US 12,093,645 B2
Inter-training of pre-trained transformer-based language models using partitioning and classification
Eyal Shnarch, Tel Aviv (IL); Ariel Gera, Haifa (IL); Alon Halfon, Rishon Lezion (IL); Lena Dankin, Haifa (IL); Leshem Choshen, Haifa (IL); Ranit Aharonov, Ramat Hasharon (IL); and Noam Slonim, Beit HaKerem (IL)
Assigned to International Business Machines Corporation, Armonk, NY (US)
Filed by International Business Machines Corporation, Armonk, NY (US)
Filed on Sep. 14, 2021, as Appl. No. 17/474,364.
Prior Publication US 2023/0078698 A1, Mar. 16, 2023
Int. Cl. G06F 40/279 (2020.01); G10L 25/30 (2013.01)

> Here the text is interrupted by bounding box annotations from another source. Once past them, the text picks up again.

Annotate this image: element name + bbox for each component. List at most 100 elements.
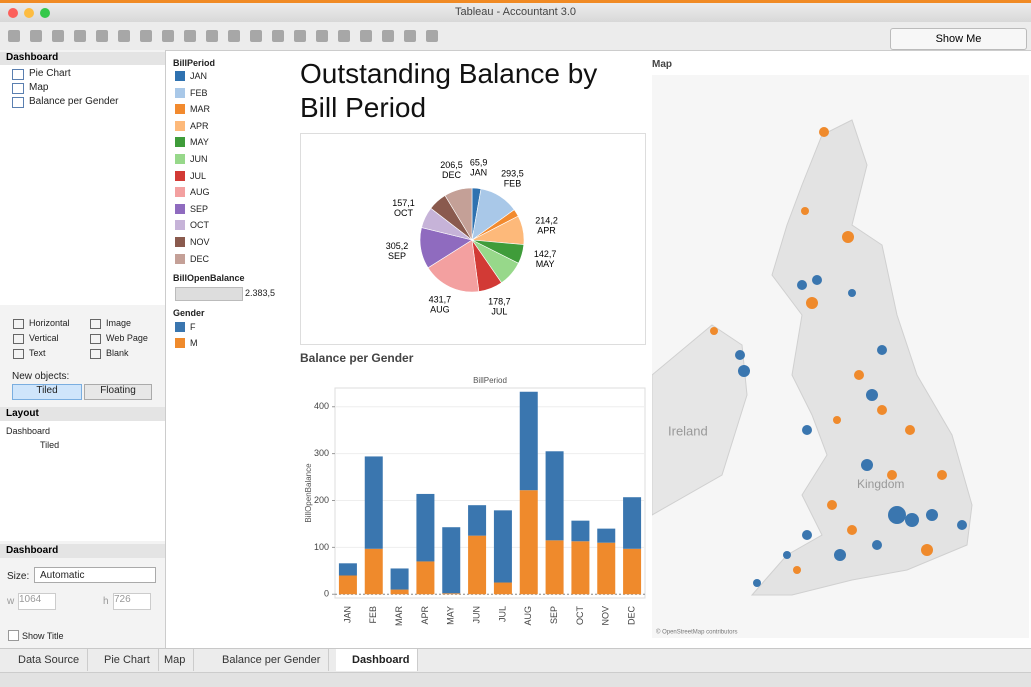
toolbar-icon[interactable] (404, 30, 416, 42)
legend-swatch[interactable] (175, 187, 185, 198)
legend-swatch[interactable] (175, 120, 185, 131)
width-input[interactable]: 1064 (18, 593, 56, 610)
toolbar-icon[interactable] (8, 30, 20, 42)
legend-label[interactable]: MAR (190, 104, 210, 115)
toolbar-icon[interactable] (52, 30, 64, 42)
show-me-button[interactable]: Show Me (890, 28, 1027, 50)
sheet-icon[interactable] (12, 69, 24, 80)
object-icon[interactable] (90, 319, 101, 329)
close-button[interactable] (8, 8, 18, 18)
legend-swatch[interactable] (175, 87, 185, 98)
title-bar (0, 3, 1031, 22)
legend-swatch[interactable] (175, 203, 185, 214)
sheet-tab[interactable]: Dashboard (336, 649, 419, 671)
object-icon[interactable] (90, 334, 101, 344)
sheet-name[interactable]: Map (29, 82, 49, 93)
legend-swatch[interactable] (175, 154, 185, 164)
map-place-label: Ireland (668, 423, 708, 438)
legend-swatch[interactable] (175, 137, 185, 148)
bar-segment (338, 575, 357, 595)
sheet-tab[interactable]: Balance per Gender (218, 649, 330, 671)
show-title-checkbox[interactable] (8, 630, 19, 641)
toolbar-icon[interactable] (228, 30, 240, 42)
toolbar-icon[interactable] (272, 30, 284, 42)
toolbar-icon[interactable] (206, 30, 218, 42)
object-name[interactable]: Web Page (106, 333, 148, 343)
bar-chart: BillPeriod BillOpenBalance 0 100 200 300 400 JA… (304, 376, 646, 626)
legend-label[interactable]: MAY (190, 137, 209, 148)
y-tick-label: 0 (324, 589, 329, 599)
toolbar-icon[interactable] (250, 30, 262, 42)
toolbar-icon[interactable] (294, 30, 306, 42)
height-input[interactable]: 726 (113, 593, 151, 610)
object-icon[interactable] (13, 334, 24, 344)
toolbar-icon[interactable] (140, 30, 152, 42)
bar-segment (597, 542, 616, 595)
bar-segment (571, 520, 590, 542)
pie-value-label: 214,2 (535, 215, 558, 225)
toolbar-icon[interactable] (30, 30, 42, 42)
legend-label[interactable]: APR (190, 120, 209, 131)
object-name[interactable]: Horizontal (29, 318, 70, 328)
legend-swatch[interactable] (175, 104, 185, 115)
object-name[interactable]: Image (106, 318, 132, 328)
legend-label[interactable]: JUL (190, 170, 207, 181)
object-name[interactable]: Blank (106, 348, 129, 358)
legend-swatch[interactable] (175, 253, 185, 264)
bar-segment (545, 540, 564, 595)
toolbar-icon[interactable] (316, 30, 328, 42)
legend-label[interactable]: OCT (190, 220, 209, 231)
toolbar-icon[interactable] (184, 30, 196, 42)
legend-swatch[interactable] (175, 338, 185, 348)
toolbar-icon[interactable] (118, 30, 130, 42)
legend-label[interactable]: DEC (190, 253, 210, 264)
legend-label[interactable]: AUG (190, 187, 210, 198)
bar-segment (416, 561, 435, 595)
tiled-button[interactable]: Tiled (12, 384, 82, 400)
object-icon[interactable] (13, 319, 24, 329)
sheet-tab[interactable]: Map (160, 649, 195, 671)
toolbar-icon[interactable] (426, 30, 438, 42)
status-bar (0, 672, 1031, 687)
sheet-tab[interactable]: Data Source (4, 649, 89, 671)
legend-label[interactable]: FEB (190, 87, 208, 98)
y-tick-label: 100 (314, 542, 329, 552)
legend-swatch[interactable] (175, 220, 185, 231)
object-name[interactable]: Vertical (29, 333, 59, 343)
sheet-tab[interactable]: Pie Chart (100, 649, 159, 671)
pie-category-label: DEC (442, 170, 462, 180)
sheet-icon[interactable] (12, 83, 24, 94)
map-points (710, 127, 967, 587)
legend-label[interactable]: JUN (190, 154, 208, 164)
toolbar-icon[interactable] (74, 30, 86, 42)
legend-swatch[interactable] (175, 237, 185, 247)
legend-label[interactable]: JAN (190, 71, 208, 81)
object-icon[interactable] (90, 349, 101, 359)
x-tick-label: FEB (368, 606, 378, 624)
legend-swatch[interactable] (175, 71, 185, 81)
legend-label[interactable]: M (190, 338, 198, 348)
zoom-button[interactable] (40, 8, 50, 18)
toolbar-icon[interactable] (162, 30, 174, 42)
legend-label[interactable]: NOV (190, 237, 210, 247)
bar-segment (571, 541, 590, 595)
sheet-icon[interactable] (12, 97, 24, 108)
bar-segment (416, 493, 435, 562)
legend-label[interactable]: F (190, 322, 196, 332)
pie-category-label: AUG (430, 305, 450, 315)
toolbar-icon[interactable] (96, 30, 108, 42)
object-icon[interactable] (13, 349, 24, 359)
sheet-name[interactable]: Pie Chart (29, 68, 71, 79)
minimize-button[interactable] (24, 8, 34, 18)
size-dropdown[interactable]: Automatic (34, 567, 156, 583)
toolbar-icon[interactable] (360, 30, 372, 42)
legend-swatch[interactable] (175, 170, 185, 181)
legend-label[interactable]: SEP (190, 203, 209, 214)
toolbar-icon[interactable] (382, 30, 394, 42)
floating-button[interactable]: Floating (84, 384, 152, 400)
object-name[interactable]: Text (29, 348, 46, 358)
x-tick-label: JAN (342, 606, 352, 623)
toolbar-icon[interactable] (338, 30, 350, 42)
sheet-name[interactable]: Balance per Gender (29, 96, 119, 107)
legend-swatch[interactable] (175, 322, 185, 332)
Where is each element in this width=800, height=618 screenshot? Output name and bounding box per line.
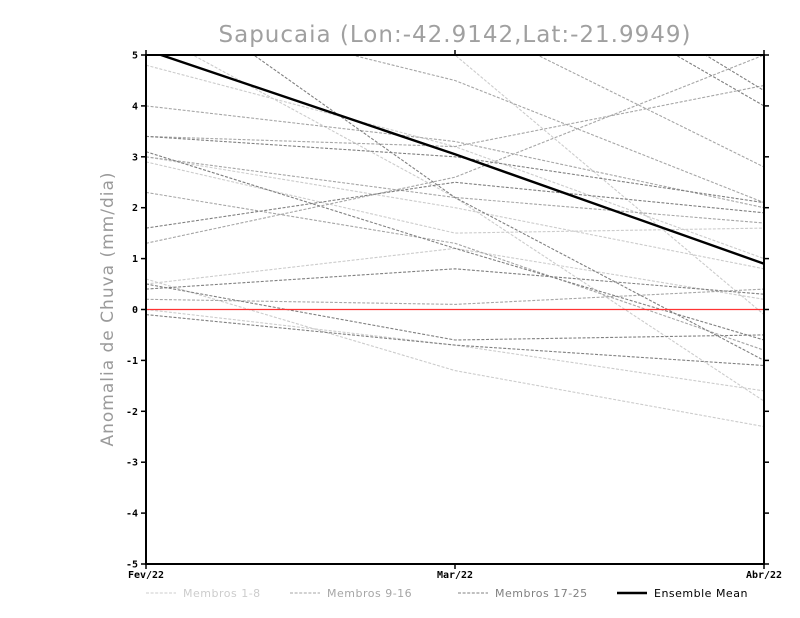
y-axis-label: Anomalia de Chuva (mm/dia) [98,171,118,446]
member-line-13 [146,105,764,209]
legend-label: Membros 1-8 [183,587,261,600]
member-line-14 [536,55,764,168]
member-line-19 [146,268,764,295]
member-line-5 [146,247,764,300]
member-line-16 [146,84,764,148]
legend-label: Membros 9-16 [327,587,412,600]
legend-label: Membros 17-25 [495,587,588,600]
member-line-9 [146,55,764,244]
x-tick-label: Fev/22 [128,570,164,581]
y-tick-label: 0 [132,305,138,316]
member-line-20 [146,314,764,367]
y-tick-label: -2 [126,407,138,418]
member-line-11 [146,191,764,351]
member-line-2 [146,308,764,392]
y-tick-label: 1 [132,254,138,265]
y-tick-label: -3 [126,458,138,469]
member-line-12 [146,288,764,305]
member-line-6 [146,64,764,260]
chart-title: Sapucaia (Lon:-42.9142,Lat:-21.9949) [219,22,692,48]
ensemble-mean-line [157,55,764,265]
series-layer [146,55,764,428]
legend: Membros 1-8 Membros 9-16 Membros 17-25 Ense… [146,587,748,600]
legend-label: Ensemble Mean [654,587,748,600]
y-tick-label: 3 [132,152,138,163]
x-tick-label: Mar/22 [437,570,473,581]
y-tick-label: 2 [132,203,138,214]
y-tick-label: -1 [126,356,138,367]
mean-layer [157,55,764,265]
member-line-22 [146,283,764,341]
member-line-10 [146,156,764,224]
member-line-23 [252,55,764,361]
y-tick-label: -4 [126,509,138,520]
y-tick-label: -5 [126,560,138,571]
y-tick-label: 4 [132,101,138,112]
member-line-17 [146,181,764,229]
member-line-3 [146,156,764,270]
x-tick-label: Abr/22 [746,570,782,581]
y-tick-label: 5 [132,51,138,62]
member-line-15 [349,55,764,204]
member-line-21 [146,135,764,204]
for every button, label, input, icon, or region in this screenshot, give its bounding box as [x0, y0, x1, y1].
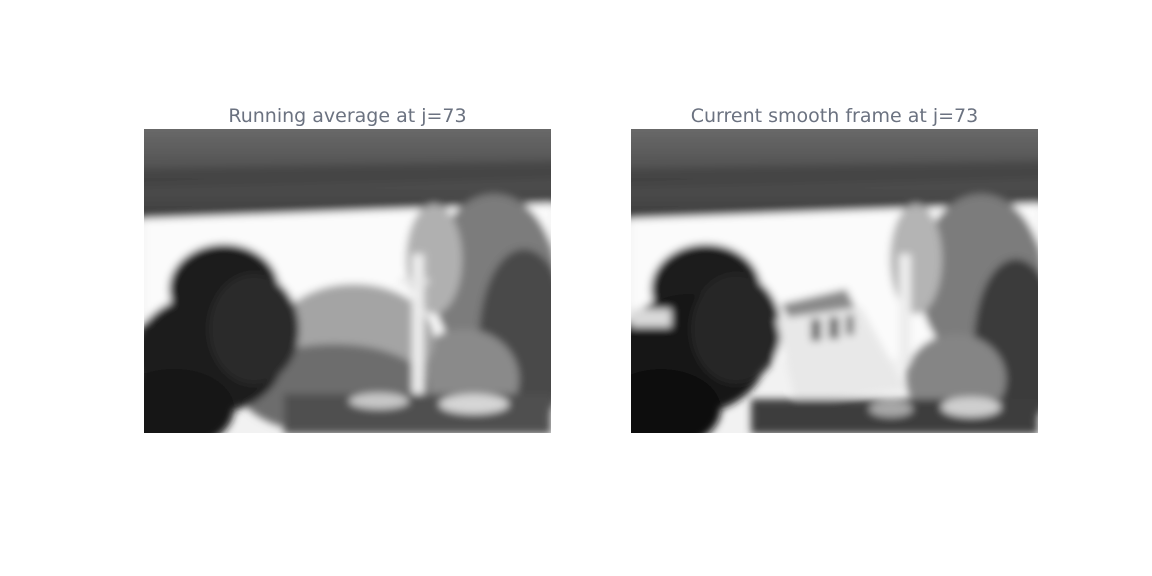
running-average-image	[144, 129, 551, 433]
current-frame-image	[631, 129, 1038, 433]
running-average-scene	[144, 129, 551, 433]
current-frame-scene	[631, 129, 1038, 433]
current-frame-title: Current smooth frame at j=73	[690, 105, 979, 127]
running-average-title: Running average at j=73	[228, 105, 467, 127]
running-average-panel: Running average at j=73	[144, 104, 551, 433]
current-frame-panel: Current smooth frame at j=73	[631, 104, 1038, 433]
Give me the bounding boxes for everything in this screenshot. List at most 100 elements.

CPC G06F 40/279 (2020.01) [G10L 25/30 (2013.01)] 14 Claims
OG exemplary drawing
 
1. A system, comprising a processor to:
pre-train a transformer-based language model on a general domain;
inter-train the pre-trained transformer-based language model using mask language modeling to generate a mask language modeling (MLM) inter-trained transformer-based pre-trained language model;
inter-train the MLM inter-trained transformer-based pre-trained language model using partitioning and classification to generate a doubly inter-trained transformer-based pre-trained language model, wherein the partitioning comprises a clustering based on bag of words representations on a stemmed text to partition, according to class labels, unlabeled training data into clusters of text instances and wherein the inter-training the MLM inter-trained transformer-based pre-trained language model comprises using the clusters of text instances as labeled data for an intermediate training task; and
fine-tune the doubly inter-trained transformer-based pre-trained language model on a target task to generate a fine-tuned transformer-based language model.